Mme Hsieh doit maintenant restituer 1,1 million de NT$ (environ 33.800 dollars ou 32.000 euros) de revenus illégaux dans le cadre d’un accord conclu avec les procureurs, qui ont accepté de différer les poursuites à l’encontre de l’infirmière.
Les transplantations d’organes en Chine sont « très risquées » affirment les procureurs
Des procureurs taïwanais ont mis en garde la population contre les risques liés aux transplantations d’organes en Chine.
La plupart des patients concernés n’ont survécu que deux ou trois ans après les transplantations d’organes. Certains sont morts une semaine après leur retour à Taïwan.
« Les opérations de transplantation d’organes qui impliquent des intermédiaires et ne sont pas transparentes sont très risquées », peut-on lire dans le communiqué de presse.

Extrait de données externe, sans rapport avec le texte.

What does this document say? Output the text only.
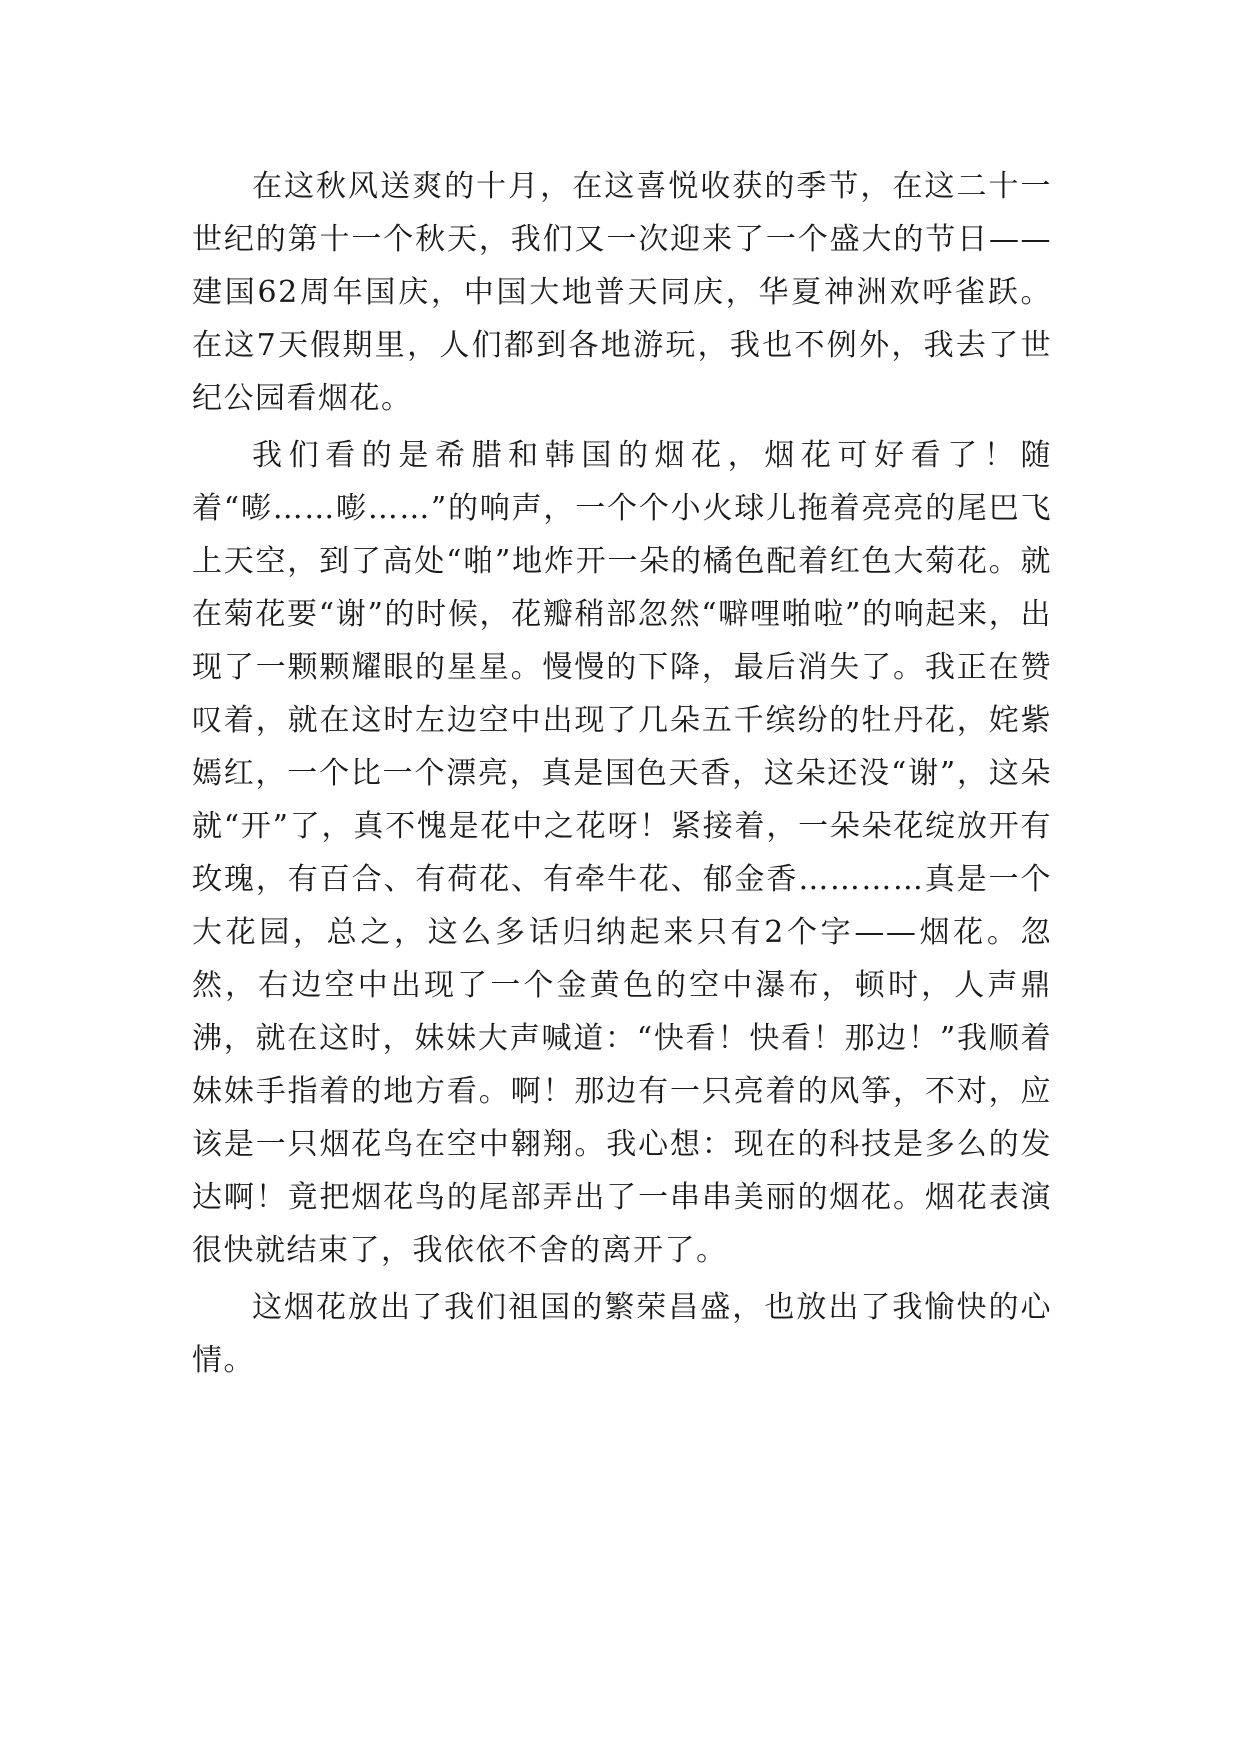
在这秋风送爽的十月，在这喜悦收获的季节，在这二十一世纪的第十一个秋天，我们又一次迎来了一个盛大的节日——建国62周年国庆，中国大地普天同庆，华夏神洲欢呼雀跃。在这7天假期里，人们都到各地游玩，我也不例外，我去了世纪公园看烟花。

我们看的是希腊和韩国的烟花，烟花可好看了！随着“嘭……嘭……”的响声，一个个小火球儿拖着亮亮的尾巴飞上天空，到了高处“啪”地炸开一朵的橘色配着红色大菊花。就在菊花要“谢”的时候，花瓣稍部忽然“噼哩啪啦”的响起来，出现了一颗颗耀眼的星星。慢慢的下降，最后消失了。我正在赞叹着，就在这时左边空中出现了几朵五千缤纷的牡丹花，姹紫嫣红，一个比一个漂亮，真是国色天香，这朵还没“谢”，这朵就“开”了，真不愧是花中之花呀！紧接着，一朵朵花绽放开有玫瑰，有百合、有荷花、有牵牛花、郁金香…………真是一个大花园，总之，这么多话归纳起来只有2个字——烟花。忽然，右边空中出现了一个金黄色的空中瀑布，顿时，人声鼎沸，就在这时，妹妹大声喊道：“快看！快看！那边！”我顺着妹妹手指着的地方看。啊！那边有一只亮着的风筝，不对，应该是一只烟花鸟在空中翱翔。我心想：现在的科技是多么的发达啊！竟把烟花鸟的尾部弄出了一串串美丽的烟花。烟花表演很快就结束了，我依依不舍的离开了。

这烟花放出了我们祖国的繁荣昌盛，也放出了我愉快的心情。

En 2019, le China Tribunal, basé à Londres, a conclu que le prélèvement forcé d’organes était pratiqué à « grande échelle » en Chine, les pratiquants du Falun Gong étant la principale source d’organes. Les pratiquants du Falun Gong, une pratique spirituelle également nommée Falun Dafa, sont la cible de persécutions orchestrées par le régime chinois depuis 1999.
La Chambre des représentants des États-Unis a adopté en juin la loi sur la protection du Falun Gong (Falun Gong Protection Act : H.R. 4132).
Si elle est adoptée, cette loi exigera du président qu’il fournisse aux commissions compétentes du Congrès une liste de personnes étrangères qui « ont sciemment et directement participé aux prélèvements non consentis d’organes en République populaire de Chine ou qui les ont facilités ». Les personnes figurant sur cette liste s’exposeraient à des sanctions pouvant aller jusqu’à l’interdiction d’entrer aux États-Unis.
Le sénateur Marco Rubio (Parti républicain de Floride) a présenté la version sénatoriale (S.4914) de la législation en juillet. M. Rubio a été nommé par le président élu Donald Trump au poste de secrétaire d’État américain.
David Huang, de l’Association taïwanaise pour les soins internationaux de transplantation d’organes, a salué les efforts législatifs déployés aux États-Unis. Si le Sénat adoptait la législation, il s’agirait, selon lui, d’un « moment historique en devenir ».